Em 2022, ao falar a membros do MTST no início das obras de um conjunto em Taboão da Serra (SP) para mais de 300 famílias, Boulos se colocou no mesmo patamar dos integrantes, citando “os tantos momentos que a gente já passou nessa luta”. “Cada tijolo dessa obra é um pedacinho da luta de vocês, da esperança de vocês”, disse.
Na ocasião, ele afirmou ainda que a conquista se deu “a partir da luta do movimento popular, a partir da organização e a partir das políticas públicas”. E completou: “Esse é o caminho [em] que a gente acredita”.
O MTST descreve suas ações como fruto “da organização das trabalhadoras e trabalhadores urbanos mais pobres e precarizados”.
Desde a pré-campanha, a influência de Boulos na viabilização de casas ganhou protagonismo nas mensagens do candidato.
Em julho, durante sabatina Folha/UOL, ele disse: “Sem a caneta, já ajudei mais de 15 mil famílias [em São Paulo e região metropolitana] a conquistarem suas casas. Isso me orgulha demais”.
Num vídeo divulgado nas redes sociais no último dia 5 sobre o caso Pinheirinho, reintegração de posse em 2012 em São José dos Campos (SP) marcada por violência, a locutora afirma que, “graças à luta, hoje as famílias que foram despejadas moram em suas casas que foram conquistadas”.
Outro material, exibido no horário eleitoral, focaliza os condomínios de Santo André -um deles batizado como Novo Pinheirinho- e diz que os prédios foram conseguidos “através do trabalho do MTST, do esforço coletivo do movimento e do programa Minha Casa, Minha Vida Entidades”.
Nos novos comerciais, a afirmação de que Boulos “entregou casas” é frequente. A expressão apareceu em um vídeo sobre o conjunto habitacional Copa do Povo, que começou a ser executado pelo MTST no ano passado, por meio do braço para entidades do programa federal. O presidente Lula (PT), principal cabo eleitoral do candidato, dividiu o palco com ele na cerimônia de assinatura do contrato, em dezembro.
O vídeo trata o empreendimento como “um processo conduzido da maneira correta, com o apoio do poder público, para a conquista da casa própria” e mostra testemunhos de membros do MTST. Um deles, identificado como o vigilante Nelson Guimarães, diz: “O Guilherme não é invasor de terreno, é construtor de casa”.
O MTST não respondeu diretamente se concorda com as afirmações de que Boulos entregou casas. Em nota, o movimento disse que “são 15 mil famílias que, graças à atuação e capacidade de diálogo de Boulos, hoje têm garantida uma moradia digna para viver”.

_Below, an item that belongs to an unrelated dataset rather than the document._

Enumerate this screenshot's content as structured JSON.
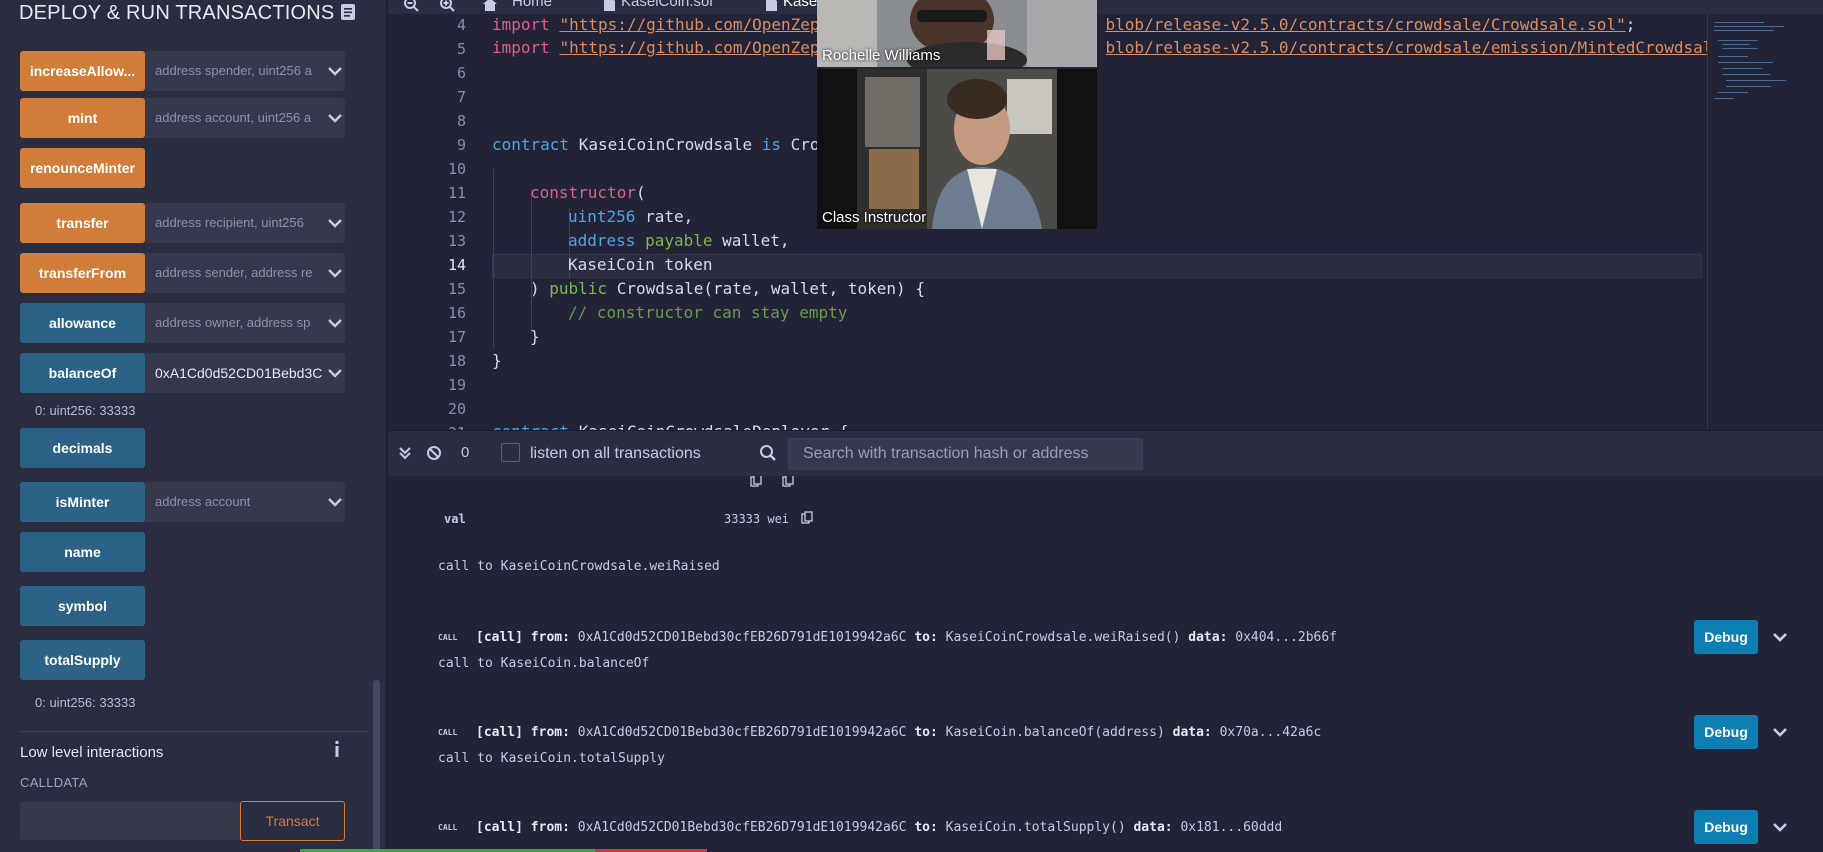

A campanha do PSOL também falou em reconhecimento dos integrantes à liderança de Boulos, “defendendo o direito à moradia e o cumprimento do Estatuto das Cidades”, e disse ser “no mínimo estranho que a Folha de S.Paulo questione algo que o próprio MTST jamais contestou”.
“Ele atuou no MTST por 20 anos e exerceu papel fundamental no diálogo e articulação para assegurar moradia para 15 mil famílias”, declarou, por meio de sua assessoria.
A nota provocou Nunes ao afirmar que “é irrefutável que, mesmo sem a caneta na mão, Boulos conseguiu fazer mais pelos trabalhadores sem teto do que o atual prefeito”. O candidato à reeleição propaga ter feito o “maior programa habitacional da história da cidade”, com 72 mil unidades entregues ou contratadas.